FINANCE: A Manchester provider has warned that “stringent” council budget cuts could hit its community services.

Writing in Manchester Mental Health and Social Care Trust’s November board papers, chief executive Michele Moran said cuts proposed by Manchester City Council could have a “significant impact [on] the future delivery of some services”.

Manchester

Manchester council is considering redirecting money in its public health budgets

The papers claim the council has to deliver efficiencies of more than £45m by 2016-17, resulting in a proposal to reduce the amount spent on health and wellbeing services by more than 60 per cent over the next two years.

Public health budgets are ringfenced so Manchester Council will not be able to cut this funding overall.

However the authority’s latest budget announcement shows that it is proposing to shift £14.6m within its public health budget over the next two years, with £5.2m set to be cut from the £9.9m currently spent on health and wellbeing services.

The trust said this will affect a number of community services it provides including: an oral health programe; a service aimed at supporting the wellbeing and social inclusion of people with severe mental health and social care needs; and providing support to people with long term conditions to increase their physical activity.

In a statement to HSJ, Ms Moran said that Manchester, like the rest of the country, was going through “difficult times within the health and social care economy and we appreciate the difficulties when looking at service reductions or retractions”.

“However we are concerned about the proposed level of cuts for our service users and staff.

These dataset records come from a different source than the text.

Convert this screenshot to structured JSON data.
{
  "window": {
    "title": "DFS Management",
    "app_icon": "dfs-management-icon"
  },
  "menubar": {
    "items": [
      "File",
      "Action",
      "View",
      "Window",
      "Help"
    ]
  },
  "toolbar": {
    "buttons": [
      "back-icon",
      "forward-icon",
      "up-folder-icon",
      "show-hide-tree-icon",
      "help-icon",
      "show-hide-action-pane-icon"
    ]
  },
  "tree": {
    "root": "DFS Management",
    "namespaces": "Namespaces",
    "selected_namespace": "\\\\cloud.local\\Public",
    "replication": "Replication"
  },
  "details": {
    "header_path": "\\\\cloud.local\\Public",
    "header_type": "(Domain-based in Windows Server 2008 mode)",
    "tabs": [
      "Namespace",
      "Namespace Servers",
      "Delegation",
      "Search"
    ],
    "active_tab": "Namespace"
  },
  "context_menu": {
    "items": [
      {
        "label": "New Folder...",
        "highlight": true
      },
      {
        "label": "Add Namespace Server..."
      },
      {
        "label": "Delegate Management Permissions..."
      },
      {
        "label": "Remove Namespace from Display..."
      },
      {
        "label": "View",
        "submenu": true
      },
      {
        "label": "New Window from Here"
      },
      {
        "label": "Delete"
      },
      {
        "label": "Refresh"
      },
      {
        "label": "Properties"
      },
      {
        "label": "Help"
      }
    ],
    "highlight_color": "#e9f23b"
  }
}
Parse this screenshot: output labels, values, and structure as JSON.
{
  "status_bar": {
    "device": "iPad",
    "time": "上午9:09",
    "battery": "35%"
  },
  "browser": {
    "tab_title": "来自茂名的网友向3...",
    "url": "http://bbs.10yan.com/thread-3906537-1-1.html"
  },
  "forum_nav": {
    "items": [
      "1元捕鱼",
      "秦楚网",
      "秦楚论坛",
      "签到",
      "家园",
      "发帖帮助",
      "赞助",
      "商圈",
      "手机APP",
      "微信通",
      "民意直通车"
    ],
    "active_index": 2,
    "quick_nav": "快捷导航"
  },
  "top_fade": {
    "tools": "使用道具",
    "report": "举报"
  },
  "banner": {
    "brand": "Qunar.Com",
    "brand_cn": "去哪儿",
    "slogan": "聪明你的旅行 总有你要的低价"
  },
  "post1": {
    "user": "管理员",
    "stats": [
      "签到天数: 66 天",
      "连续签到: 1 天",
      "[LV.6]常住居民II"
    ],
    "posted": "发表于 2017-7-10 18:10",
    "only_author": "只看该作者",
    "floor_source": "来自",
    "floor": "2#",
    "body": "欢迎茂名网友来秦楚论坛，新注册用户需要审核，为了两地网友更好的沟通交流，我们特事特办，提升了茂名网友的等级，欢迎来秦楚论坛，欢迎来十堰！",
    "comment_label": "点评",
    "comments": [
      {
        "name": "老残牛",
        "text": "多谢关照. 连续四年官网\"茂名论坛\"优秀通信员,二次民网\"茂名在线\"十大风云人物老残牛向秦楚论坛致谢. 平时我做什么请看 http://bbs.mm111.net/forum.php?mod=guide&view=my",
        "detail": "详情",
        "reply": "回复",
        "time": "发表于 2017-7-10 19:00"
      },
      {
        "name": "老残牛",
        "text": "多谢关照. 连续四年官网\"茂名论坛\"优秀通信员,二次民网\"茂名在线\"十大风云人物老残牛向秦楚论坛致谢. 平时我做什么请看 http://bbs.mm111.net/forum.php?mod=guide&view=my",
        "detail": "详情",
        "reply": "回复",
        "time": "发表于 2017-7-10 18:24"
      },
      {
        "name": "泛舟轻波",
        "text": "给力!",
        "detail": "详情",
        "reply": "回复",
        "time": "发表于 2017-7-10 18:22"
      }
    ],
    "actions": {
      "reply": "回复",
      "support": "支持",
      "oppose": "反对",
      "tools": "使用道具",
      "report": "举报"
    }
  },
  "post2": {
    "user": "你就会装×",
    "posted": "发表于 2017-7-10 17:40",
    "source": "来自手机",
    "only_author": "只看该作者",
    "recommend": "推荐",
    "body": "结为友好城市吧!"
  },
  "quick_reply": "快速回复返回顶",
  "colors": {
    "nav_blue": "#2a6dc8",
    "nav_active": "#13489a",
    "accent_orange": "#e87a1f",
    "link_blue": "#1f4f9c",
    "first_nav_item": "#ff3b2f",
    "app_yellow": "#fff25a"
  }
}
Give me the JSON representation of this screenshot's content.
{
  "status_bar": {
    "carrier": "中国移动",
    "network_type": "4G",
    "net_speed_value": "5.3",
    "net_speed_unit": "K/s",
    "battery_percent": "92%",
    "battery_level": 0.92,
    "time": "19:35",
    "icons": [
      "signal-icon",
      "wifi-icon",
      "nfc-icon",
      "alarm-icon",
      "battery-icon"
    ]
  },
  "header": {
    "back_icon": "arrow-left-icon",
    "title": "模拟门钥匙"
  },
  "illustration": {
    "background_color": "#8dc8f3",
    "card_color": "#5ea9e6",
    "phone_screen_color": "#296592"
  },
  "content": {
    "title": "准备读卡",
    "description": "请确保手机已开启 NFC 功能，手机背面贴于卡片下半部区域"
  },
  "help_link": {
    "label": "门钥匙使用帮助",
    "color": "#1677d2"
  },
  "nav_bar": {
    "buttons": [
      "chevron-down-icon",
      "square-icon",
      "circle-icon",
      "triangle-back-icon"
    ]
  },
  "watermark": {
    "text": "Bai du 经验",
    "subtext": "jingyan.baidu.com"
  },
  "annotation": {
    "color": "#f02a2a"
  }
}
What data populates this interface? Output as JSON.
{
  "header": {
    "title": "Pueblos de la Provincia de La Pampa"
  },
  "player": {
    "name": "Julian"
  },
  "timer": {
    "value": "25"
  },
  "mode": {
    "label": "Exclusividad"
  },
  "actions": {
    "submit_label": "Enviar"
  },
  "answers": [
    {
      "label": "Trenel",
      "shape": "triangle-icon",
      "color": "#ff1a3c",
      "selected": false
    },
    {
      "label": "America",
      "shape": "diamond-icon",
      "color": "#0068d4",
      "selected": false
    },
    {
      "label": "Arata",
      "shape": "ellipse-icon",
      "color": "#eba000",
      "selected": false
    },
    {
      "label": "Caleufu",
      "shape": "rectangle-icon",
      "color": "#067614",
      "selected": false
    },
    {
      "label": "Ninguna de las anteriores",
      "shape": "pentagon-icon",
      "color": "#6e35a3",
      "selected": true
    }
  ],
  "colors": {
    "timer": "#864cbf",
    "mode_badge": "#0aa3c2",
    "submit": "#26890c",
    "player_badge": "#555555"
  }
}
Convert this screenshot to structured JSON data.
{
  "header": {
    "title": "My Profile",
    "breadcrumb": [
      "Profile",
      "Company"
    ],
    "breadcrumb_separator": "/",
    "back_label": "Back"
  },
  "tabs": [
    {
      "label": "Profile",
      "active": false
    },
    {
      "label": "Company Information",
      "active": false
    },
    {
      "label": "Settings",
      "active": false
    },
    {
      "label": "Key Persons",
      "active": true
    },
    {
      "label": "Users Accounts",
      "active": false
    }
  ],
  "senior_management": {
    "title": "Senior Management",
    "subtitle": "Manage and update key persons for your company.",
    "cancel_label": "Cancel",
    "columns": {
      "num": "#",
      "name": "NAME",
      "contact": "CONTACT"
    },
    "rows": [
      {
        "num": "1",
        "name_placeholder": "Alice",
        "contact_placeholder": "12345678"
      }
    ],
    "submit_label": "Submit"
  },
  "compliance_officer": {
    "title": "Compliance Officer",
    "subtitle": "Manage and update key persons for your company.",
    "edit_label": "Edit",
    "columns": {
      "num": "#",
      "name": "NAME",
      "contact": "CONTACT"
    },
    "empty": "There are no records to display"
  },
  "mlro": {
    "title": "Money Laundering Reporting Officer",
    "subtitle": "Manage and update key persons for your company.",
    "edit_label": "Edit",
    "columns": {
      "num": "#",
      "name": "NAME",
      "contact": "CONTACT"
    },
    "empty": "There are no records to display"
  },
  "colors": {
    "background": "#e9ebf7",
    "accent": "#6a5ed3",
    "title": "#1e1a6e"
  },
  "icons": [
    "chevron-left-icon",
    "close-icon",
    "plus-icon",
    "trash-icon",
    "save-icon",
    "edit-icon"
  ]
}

Such a scale of budget cuts will inevitably have a significant impact across the city,” she said.

She added that the trust would work closely with the council throughout the ongoing budget consultation process “to ensure that any impact on staff and service users is minimised”.

A spokesman for Manchester City Council said that while its public health grant is ringfenced for public health activities, the local authority is looking at the potential of redirecting funding from some of the grant from commissioned services into other public health priorities.

He said it was consulting on the plans until 1 February, that no decisions had yet been made and that the council would work “closely with partners to foresee and manage any potential impacts together”.